Schönes Beispiel für die maschinelle "Bearbeitung" der Briefmarke.

Bei diesem Exemplar aus Frankfurt, Maschinennummer 612, kann ich leider nicht ergründen, wer der Hersteller des Tees ist, der beworben wird. Der erste Buchstabe des Namens ist für mich nicht lesbar. Ich tippe auf Grosch, aber sicher bin ich mir keinesfalls.

Mit besten Sammlergrüßen
Jürgen


 
Postgeschichte Am: 27.09.2009 22:44:21 Gelesen: 189929# 51 @  
@ Concordia CA [#50]

Hallo Jürgen,

der Firmenname ist in der Tat "Grosch", Frankfurt am Main. Die Firma wurde von Milford Tee Austria 1972 gekauft.

http://www.milfordteeaustria-gmbh.at/de/lshgruppe/geschichte/start

Gruß
Manfred
 
Heinz 1 Am: 24.11.2009 20:03:26 Gelesen: 189591# 52 @  
Hallo zusammen,

ich will hier nochmal eine weiteren Freimarkenstempler vorstellen. Es ist die 5. Maschine die den Krieg überlebt hat. Zudem ein auch in anderen Belangen interessanter Beleg. Der Stempel hat die Maschinennummer 467 Stuttgart /Feuerbach 2 vom 23.5.1946.

Gegenüber dem Vorkriegsstempel ist nur die Telefon Nr. im Werbeklischee aptiert worden.




Leider nicht von mir.

Gruß Heinz 1
 
Jürgen Witkowski Am: 28.05.2010 20:00:41 Gelesen: 187494# 53 @  
Von DL8AAM wurde im Thema http://www.philaseiten.de/cgi-bin/index.pl?PR=27796 die Frankierwelle im Zusammenhang mit Vorausentwertungen von "Dienstpost" der Deutschen Post AG bereits vorgestellt.
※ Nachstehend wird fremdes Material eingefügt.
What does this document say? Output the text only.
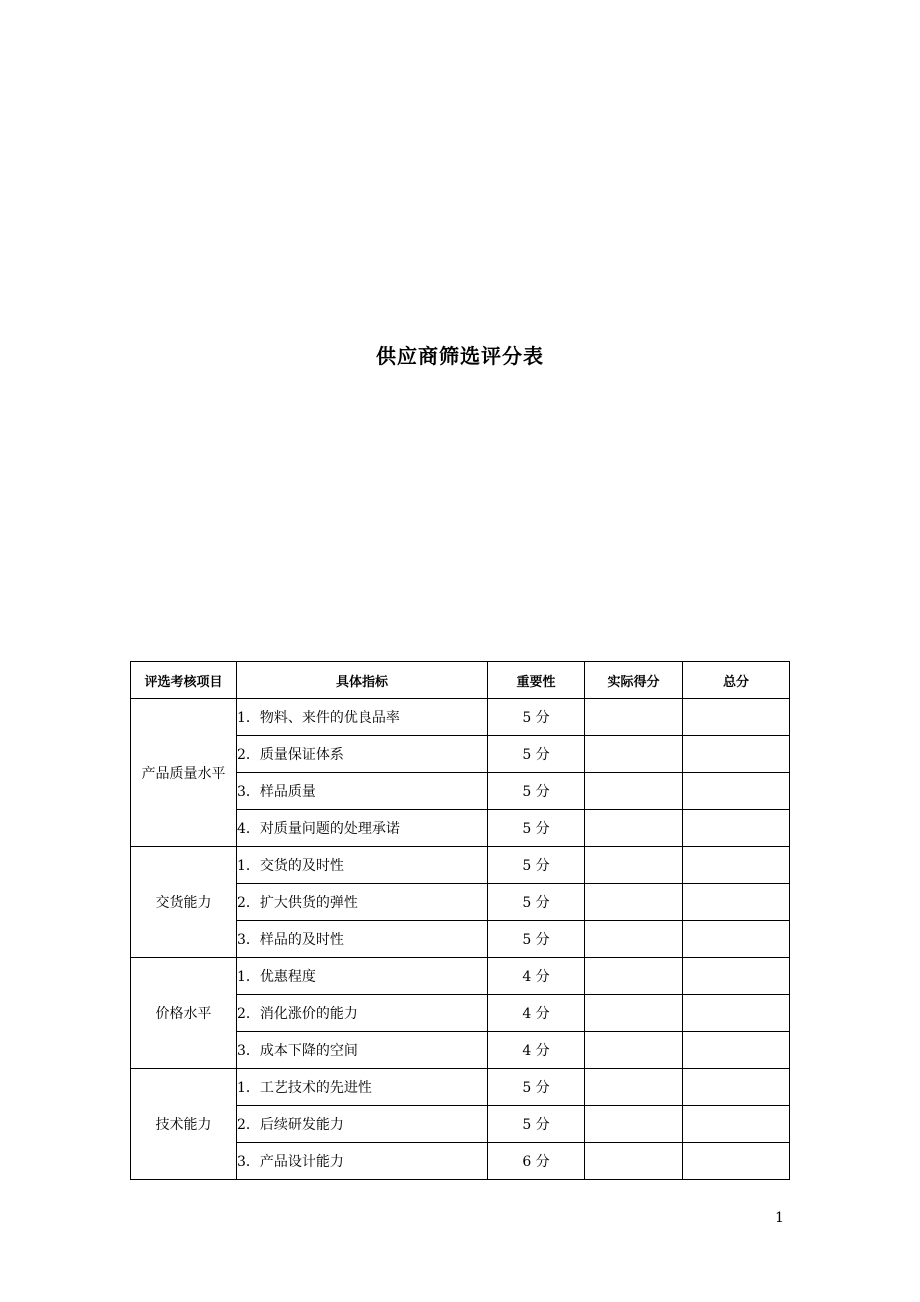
供应商筛选评分表
评选考核项目	具体指标	重要性	实际得分	总分
产品质量水平	1．物料、来件的优良品率	5 分		
	2．质量保证体系	5 分		
	3．样品质量	5 分		
	4．对质量问题的处理承诺	5 分		
交货能力	1．交货的及时性	5 分		
	2．扩大供货的弹性	5 分		
	3．样品的及时性	5 分		
价格水平	1．优惠程度	4 分		
	2．消化涨价的能力	4 分		
	3．成本下降的空间	4 分		
技术能力	1．工艺技术的先进性	5 分		
	2．后续研发能力	5 分		
	3．产品设计能力	6 分		
1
Heute erhielt ich ein erstes Exemplar, bei dem dieses Verfahren auch auf einer Ganzsache, einem Geschäftsbrief aus der Privatwirtschaft, zum Einsatz kam.

Mit besten Sammlergrüßen
Jürgen


 
DL8AAM Am: 05.08.2010 20:04:40 Gelesen: 186852# 54 @  
@ Concordia CA [#53]

Hallo Jürgen,

scheinbar ist sich die Post noch nicht einmal so ganz im klaren "wo" bzw. an welcher Position diese Vorausentwertungs-Welle über Wertstempeleindruck angebracht werden muss:



Mal oben - man unten ;-)

Ausschnitte aus zwei "Dienstbriefen" PLUSBRIEF INDIVIDUELL / GOGREEN / PREMIUMADRESS Ganzsachen-Großumschlage zu je 145 Cent für den Versand des POSTOFFICE Katalogs.

Die Post nutzt ja für seine Produktnamen eingedeutschte englische Namen, wobei ich die Schreibweise bei der Zusatzleistung PREMIUMADRESS nicht ganz verstehe. Das soll ja wohl aus dem Englischen kommen (warum auch nicht), aber warum dann nicht mit korrekten Doppel-D = PREMIUMADDRESS ?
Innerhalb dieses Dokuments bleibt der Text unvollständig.